When the Three Stooges trailer premiered, it was met with howls of derisive laughter. Slapstick in our day and age is not the preferred mode of comedy, and the appearance of the Jersey Shore cast made it seem like a disaster. But now word is out, and actually, the Farrelly Brother’s The Three Stooges movie is good. And it’s fully committed to the source material, which means it’s stupid, but engagingly so. Sean Hayes, Will Sasso and Chris Diamantopoulos star as Larry, Curly and Moe in the update, and our review of the Blu-ray follows after the jump.
The film is broken into three sections, partly because the characters work best in short bursts (which makes the film work even better at home). The film starts with the three being left at an orphanage, where they immediately torment Sister Mary-Mengele (Larry David). The three grow to pre-teen years when the film shows that they’ve proved impossible to adopt, and the sisters (headed by Jane Lynch) try to get rid of them, but when one couple will only take Moe, he decides he can’t live without his brothers, and returns back.
Cut to them as adults, and Jennifer Hudson and Kate Upton have joined the orphanage, and the boys are all grown up. But their home faces foreclosure, and the trio decide it’s time to leave and find the money they need to save their home. They run across a scheming wife (Sophia Vergara) and her lover (Craig Bierko) who promise to give them the money they need if they kill her husband in his sleep. Bierko pretends to be the husband, so Curly pushes him in front of a bus. This doesn’t kill him, so they go to the hospital to finish the job (they fail again), and meet Teddy (Kirby Heyborne) who was adopted instead of Moe. He offers to help them, but Moe refuses on principle. Then it’s revealed that Vergara is married to Teddy.

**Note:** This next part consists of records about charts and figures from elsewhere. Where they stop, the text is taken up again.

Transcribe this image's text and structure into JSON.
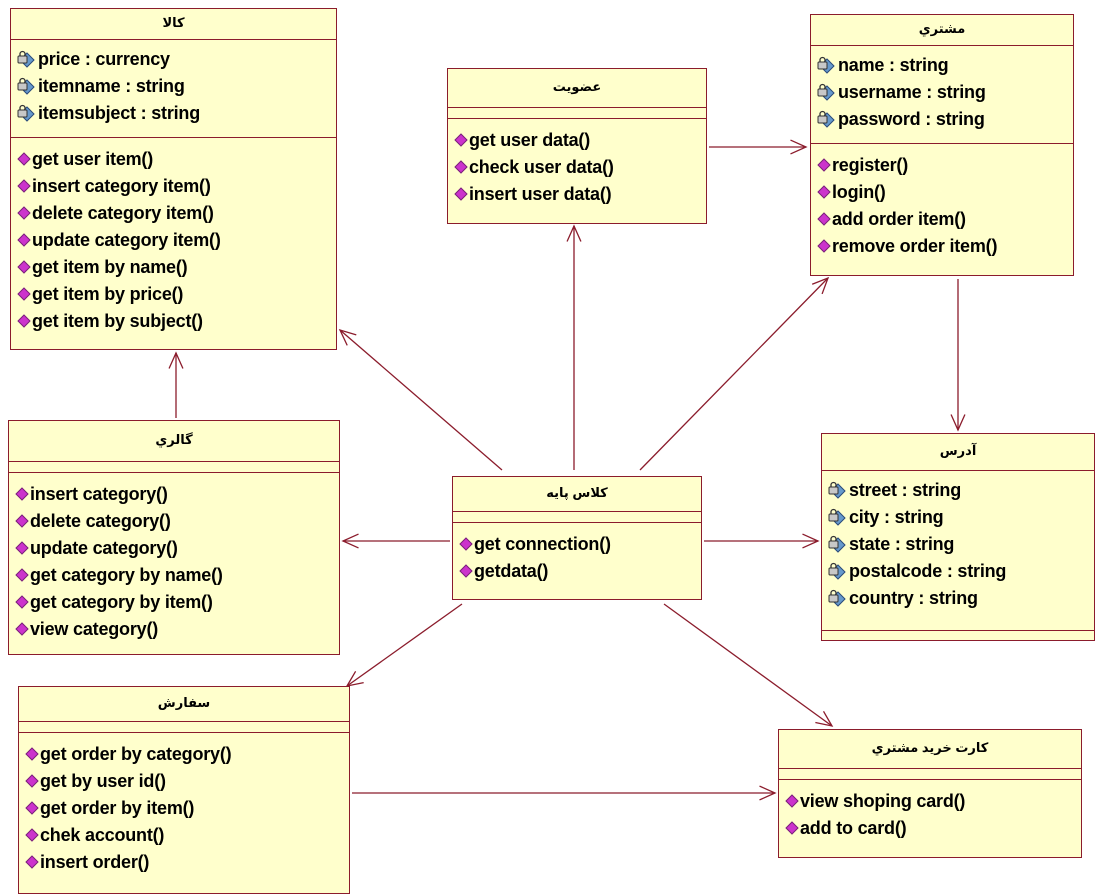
{
  "classes": {
    "kala": {
      "name": "کالا",
      "attributes": [
        "price : currency",
        "itemname : string",
        "itemsubject : string"
      ],
      "operations": [
        "get user item()",
        "insert category item()",
        "delete category item()",
        "update category item()",
        "get item by name()",
        "get item by price()",
        "get item by subject()"
      ]
    },
    "ozviat": {
      "name": "عضویت",
      "attributes": [],
      "operations": [
        "get user data()",
        "check user data()",
        "insert user data()"
      ]
    },
    "moshtari": {
      "name": "مشتري",
      "attributes": [
        "name : string",
        "username : string",
        "password : string"
      ],
      "operations": [
        "register()",
        "login()",
        "add order item()",
        "remove order item()"
      ]
    },
    "gallery": {
      "name": "گالري",
      "attributes": [],
      "operations": [
        "insert category()",
        "delete category()",
        "update category()",
        "get category by name()",
        "get category by item()",
        "view category()"
      ]
    },
    "base": {
      "name": "کلاس پایه",
      "attributes": [],
      "operations": [
        "get connection()",
        "getdata()"
      ]
    },
    "address": {
      "name": "آدرس",
      "attributes": [
        "street : string",
        "city : string",
        "state : string",
        "postalcode : string",
        "country : string"
      ],
      "operations": []
    },
    "sefaresh": {
      "name": "سفارش",
      "attributes": [],
      "operations": [
        "get order by category()",
        "get by user id()",
        "get order by item()",
        "chek account()",
        "insert order()"
      ]
    },
    "cart": {
      "name": "کارت خريد مشتري",
      "attributes": [],
      "operations": [
        "view shoping card()",
        "add to card()"
      ]
    }
  },
  "colors": {
    "box_fill": "#ffffcc",
    "border": "#8b1c2c",
    "arrow": "#8b1c2c",
    "operation_icon": "#cc33cc",
    "attribute_icon": "#6699cc"
  },
  "icons": {
    "attribute": "private-attribute-lock-icon",
    "operation": "public-operation-diamond-icon"
  }
}
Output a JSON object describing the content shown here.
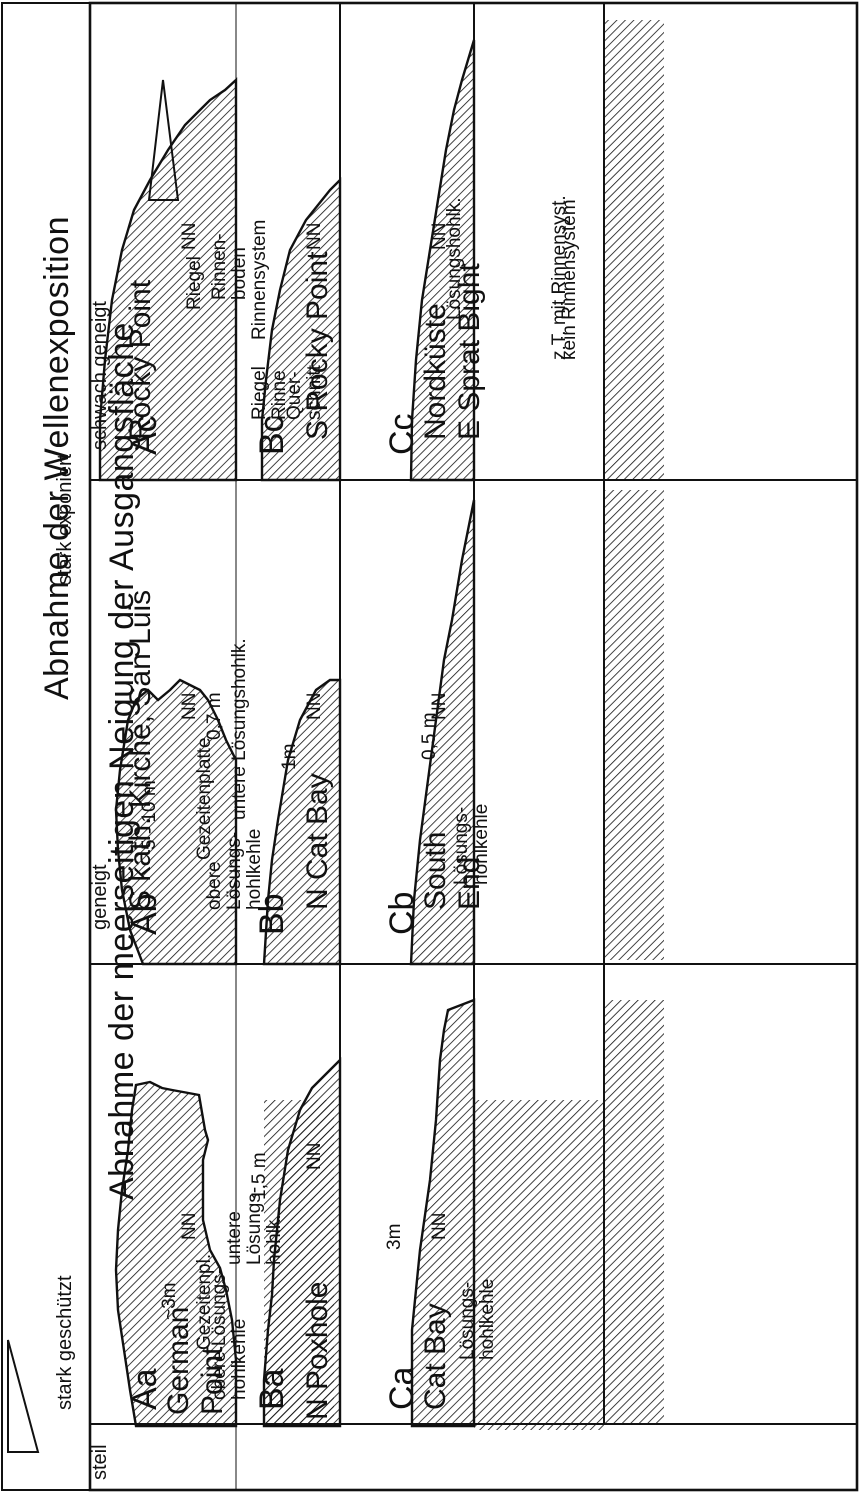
{
  "title": "Abnahme der meerseitigen Neigung der Ausgangsfläche",
  "side_title": "Abnahme der Wellenexposition",
  "column_headers": {
    "left": "steil",
    "middle": "geneigt",
    "right": "schwach geneigt"
  },
  "row_headers": {
    "top": "stark exponiert",
    "bottom": "stark geschützt"
  },
  "panels": {
    "Aa": {
      "code": "Aa",
      "site": [
        "German",
        "Point"
      ],
      "nn": "NN",
      "scale": "~3m",
      "labels": {
        "gezeiten": "Gezeitenpl.",
        "obere": [
          "obere  Lösungs-",
          "hohlkehle"
        ],
        "untere": [
          "untere",
          "Lösungs-",
          "hohlk."
        ]
      }
    },
    "Ab": {
      "code": "Ab",
      "site": [
        "S kath. Kirche, San Luis"
      ],
      "nn": "NN",
      "scale": "5 - 10 m",
      "measure": "0,7 m",
      "labels": {
        "gezeiten": "Gezeitenplatte",
        "obere": [
          "obere",
          "Lösungs-",
          "hohlkehle"
        ],
        "untere": [
          "untere Lösungshohlk."
        ]
      }
    },
    "Ac": {
      "code": "Ac",
      "site": [
        "Rocky Point"
      ],
      "nn": "NN",
      "labels": {
        "riegel": "Riegel",
        "rinnenboden": [
          "Rinnen-",
          "boden"
        ],
        "rinnensystem": "Rinnensystem",
        "qs_riegel": "Riegel",
        "qs_rinne": "Rinne",
        "qs_title": [
          "Quer-",
          "schnitt"
        ]
      }
    },
    "Ba": {
      "code": "Ba",
      "site": [
        "N Poxhole"
      ],
      "nn": "NN",
      "measure": "1,5 m"
    },
    "Bb": {
      "code": "Bb",
      "site": [
        "N Cat Bay"
      ],
      "nn": "NN",
      "measure": "1m"
    },
    "Bc": {
      "code": "Bc",
      "site": [
        "S Rocky Point"
      ],
      "nn": "NN",
      "labels": {
        "rinnen": "z.T. mit Rinnensyst."
      }
    },
    "Ca": {
      "code": "Ca",
      "site": [
        "Cat Bay"
      ],
      "nn": "NN",
      "measure": "3m",
      "labels": {
        "loesung": [
          "Lösungs-",
          "hohlkehle"
        ]
      }
    },
    "Cb": {
      "code": "Cb",
      "site": [
        "South",
        "End"
      ],
      "nn": "NN",
      "measure": "0,5 m",
      "labels": {
        "loesung": [
          "Lösungs-",
          "hohlkehle"
        ]
      }
    },
    "Cc": {
      "code": "Cc",
      "site": [
        "Nordküste",
        "E Sprat Bight"
      ],
      "nn": "NN",
      "labels": {
        "loesung": "Lösungshohlk.",
        "rinnen": "kein Rinnensystem"
      }
    }
  }
}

The big thing about Peter and Bobby Farrelly’s Three Stooges movie is that even if you don’t find people being hit in the face all that funny (some hits are better than others), there’s no denying that they’ve recreated the tone of the material, and deliver it perfectly. Of all the film that seem either love letters or attempts to recreate something that was loved previous, this is probably the best of those films. Perhaps because expectations are lower, but there’s a real heart here. This is the best thing these guys have done since There’s Something About Mary.
It’s partly due to the casting, which is perfect. Diamantopoulos absolutely channels Moe in such a way that if you’d seen the actor in something else, you wouldn’t recognize him (there was some make up work done to make him look more Moe-ish), while Sean Hayes points out that Stimpy’s voice seems to be a recreation of Larry Fine’s. And Sasso has the right mixture of boyishness and aggressive stupidity that marks Curly.
At the end of the day I didn’t laugh that much watching this, but the audacity of it, and the fact that it works makes it an impressive accomplishment. I’m surprised as anyone that it’s good, but good it is.
Twentieth Century Fox presents the film in widescreen (1.78:1) and in DTS-HD 5.1 Master Audio, and also comes with a DVD and digital copy. Extras include eight deleted/extended scenes (9 min.), and then mostly featurettes. “What’s the Big Idea? A History of The Three Stooges” (11 min.) and “Knuckleheads: Behind the Scenes of The Three Stooges” (5 min.), walk you through the original performers and the making of this film, while “Did You Hear That? The Three Stooges Sound Effects” (4 min.), and “Poifect! Casting The Three Stooges” (9 min.) give the sound mixers and the cast their due. ”The Three Stooges Mash-Up” (3 min.) is a slapstick highlight reel while ”Original Screen Test” (4 min.) shows a test done for the studio. The theatrical trailer, which includes the edited out of the film bit where Kate Upton gets out of a swimming pool, rounds out the supplements.